At my sister’s house, I locked myself in the bathroom and cried with the shower running.

Not because I wanted privacy.

Because I did not want my daughters to hear what their father had done to me.

For three days, Daniel called constantly.

He sent messages every hour.

Please come home.

We can fix this.

I made the worst mistake of my life.

I’ll do anything.

Then, late on the third night, Rosa called.

I watched her name flash across the screen.

I almost blocked her.

Instead, I answered.

“What?”

Her voice was quiet.

“I went to the doctor.”

I said nothing.

“The pregnancy is real. Nine weeks.”

I closed my eyes.

“What do you want from me?”

“Nothing.”

“Then why are you calling?”

She took a breath.

“Because Daniel contacted me.”

My hand tightened around the phone.

“When?”

“Tonight.”

“What did he say?”

Rosa hesitated.

“He said if the baby is his, he wants us to be a family.”

For a moment, I could not hear anything.

Not the air conditioner.

Not the television downstairs.

Not even my own breathing.

“What time did he call you?”

She told me.

I checked my messages.

Twenty minutes after calling Rosa, Daniel had sent me this:

Claire, please come home. You and the girls are my family. I choose you.

I read it twice.

Then once more.

The pain did not come this time.

Something else did.

Numbness.

Cold and complete.

“He told you he wanted a family with you,” I said.

“Yes.”

“And then he told me he chose me.”

“Yes.”

“Do you have proof?”

“I’ll send the screenshots.”

A moment later, they arrived.

There was no misunderstanding.

No missing context.

Daniel had written exactly what Rosa claimed.

If the baby is mine, we can still make this work.

I want to be there for you.

Maybe this happened for a reason.

Then, twenty minutes later, he had begged me to return.

That was when I finally understood.

Daniel was not choosing between two women.

He was waiting.

Waiting for a test.

Waiting to see which life would cost him less.
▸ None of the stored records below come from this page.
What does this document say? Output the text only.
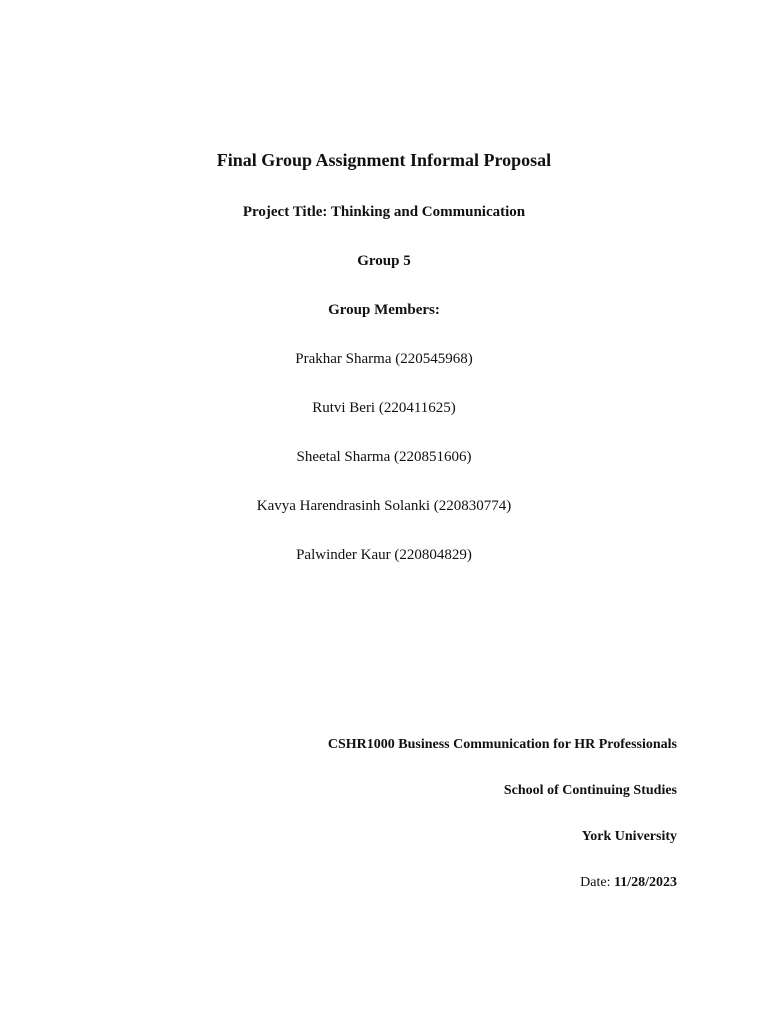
Final Group Assignment Informal Proposal
Project Title: Thinking and Communication
Group 5
Group Members:
Prakhar Sharma (220545968)
Rutvi Beri (220411625)
Sheetal Sharma (220851606)
Kavya Harendrasinh Solanki (220830774)
Palwinder Kaur (220804829)
CSHR1000 Business Communication for HR Professionals
School of Continuing Studies
York University
Date: 11/28/2023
Waiting to see whether the baby was his before deciding which promises mattered.

I called him.

He answered immediately.

“Claire?”

“Did you tell Rosa you wanted to be a family with her?”

Silence.

Then he said, “It’s complicated.”

“No. It isn’t.”

“I was trying to calm her down.”

“You told her the baby might be a sign.”

“She’s pregnant and scared.”

“And what am I?”

His breathing changed.

“Claire, please.”

“What am I?”

“My wife.”

“That is not an answer.”

“You are the mother of my children.”

I closed my eyes.

Even then, he could not say my name without attaching me to a role.

Wife.

Mother.

Home.

History.

Duty.

Rosa, meanwhile, was the woman who made him feel alive.

I asked the question I already knew he could not answer.

“Which one of us do you want?”

Daniel began crying.

“I don’t know.”

The words should have broken me.

Instead, they set me free.

“Then I’ll decide for you,” I said.

The next morning, I called a lawyer.

And before the day was over, Daniel learned I had filed for separation.